The community is on Iowa Highway 191, halfway between U.S. Routes 30 and 59

==Demographics==

===2020 census===
As of the census of 2020, there were 235 people, 107 households, and 67 families residing in the city. The population density was 810.2 inhabitants per square mile (312.8/km^{2}). There were 107 housing units at an average density of 368.9 per square mile (142.4/km^{2}). The racial makeup of the city was 97.9% White, 0.0% Black or African American, 0.0% Native American, 0.0% Asian, 0.0% Pacific Islander, 0.0% from other races and 2.1% from two or more races. Hispanic or Latino persons of any race comprised 0.4% of the population.

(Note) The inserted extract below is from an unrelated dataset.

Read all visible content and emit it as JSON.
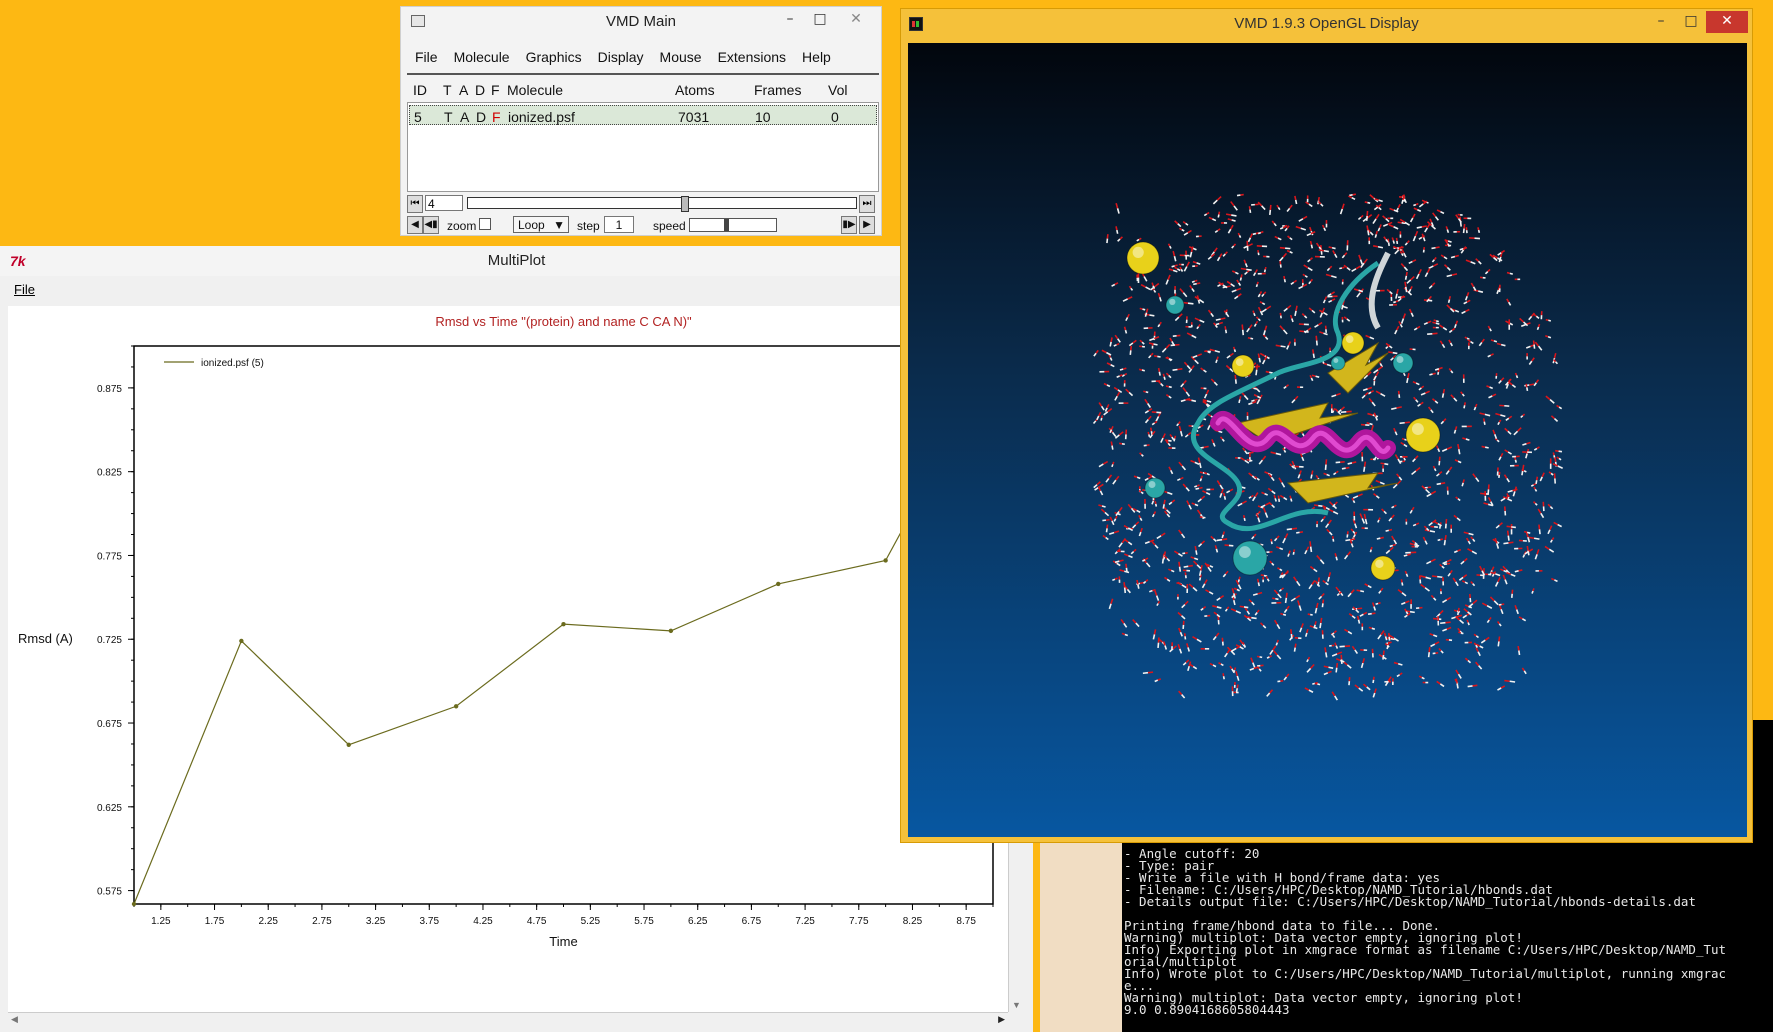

Of the 107 households, 27.1% of which had children under the age of 18 living with them, 50.5% were married couples living together, 2.8% were cohabitating couples, 29.0% had a female householder with no spouse or partner present and 17.8% had a male householder with no spouse or partner present. 37.4% of all households were non-families. 33.6% of all households were made up of individuals, 20.6% had someone living alone who was 65 years old or older.

The median age in the city was 42.1 years. 28.9% of the residents were under the age of 20; 2.1% were between the ages of 20 and 24; 24.7% were from 25 and 44; 23.0% were from 45 and 64; and 21.3% were 65 years of age or older. The gender makeup of the city was 43.0% male and 57.0% female.

===2010 census===
As of the census of 2010, there were 221 people, 98 households, and 57 families living in the city. The population density was 762.1 PD/sqmi. There were 107 housing units at an average density of 369.0 /sqmi. The racial makeup of the city was 96.4% White, 1.8% from other races, and 1.8% from two or more races. Hispanic or Latino of any race were 1.8% of the population.

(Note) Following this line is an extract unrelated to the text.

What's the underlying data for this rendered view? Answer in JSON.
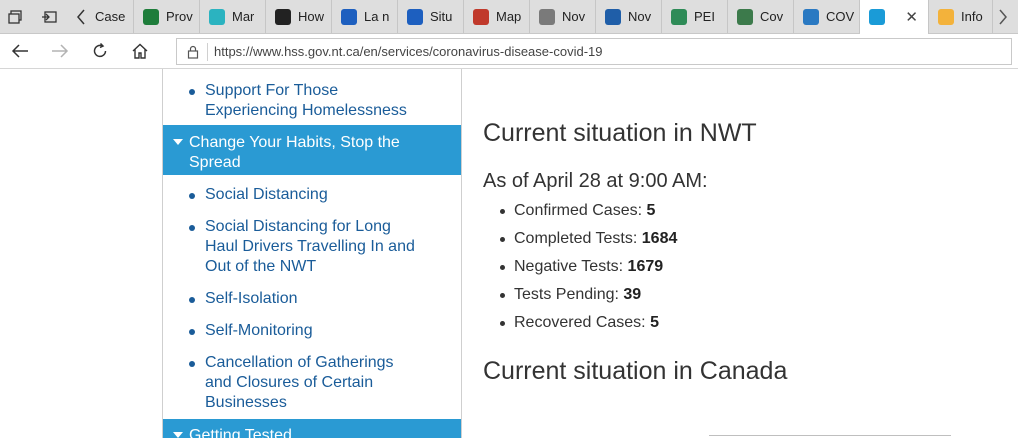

There were 98 households, of which 24.5% had children under the age of 18 living with them, 52.0% were married couples living together, 3.1% had a female householder with no husband present, 3.1% had a male householder with no wife present, and 41.8% were non-families. 37.8% of all households were made up of individuals, and 21.5% had someone living alone who was 65 years of age or older. The average household size was 2.26 and the average family size was 2.96.

The median age in the city was 40.5 years. 25.8% of residents were under the age of 18; 5.5% were between the ages of 18 and 24; 23.9% were from 25 to 44; 26.7% were from 45 to 64; and 18.1% were 65 years of age or older. The gender makeup of the city was 46.2% male and 53.8% female.

===2000 census===
As of the census of 2000, there were 212 people, 96 households, and 57 families living in the city. The population density was 745.0 PD/sqmi. There were 105 housing units at an average density of 369.0 /sqmi. The racial makeup of the city was 98.11% White, 0.47% African American, and 1.42% from two or more races.

There were 96 households, out of which 21.9% had children under the age of 18 living with them, 54.2% were married couples living together, 3.1% had a female householder with no husband present, and 39.6% were non-families. 36.5% of all households were made up of individuals, and 18.8% had someone living alone who was 65 years of age or older. The average household size was 2.21 and the average family size was 2.95.

In the city, the population was spread out, with 23.6% under the age of 18, 6.1% from 18 to 24, 28.8% from 25 to 44, 17.9% from 45 to 64, and 23.6% who were 65 years of age or older. The median age was 40 years. For every 100 females, there were 86.0 males. For every 100 females age 18 and over, there were 92.9 males.

The median income for a household in the city was $37,917, and the median income for a family was $55,000. Males had a median income of $29,375 versus $25,556 for females. The per capita income for the city was $20,078. About 3.4% of families and 5.6% of the population were below the poverty line, including none of those under the age of eighteen and 14.0% of those 65 or over.

==Education==
The Harlan Community School District operates local public schools. The district serves the towns of Harlan, Defiance, Earling, Panama, Portsmouth and Westphalia, the unincorporated communities of Jacksonville and Corley, and the surrounding rural areas.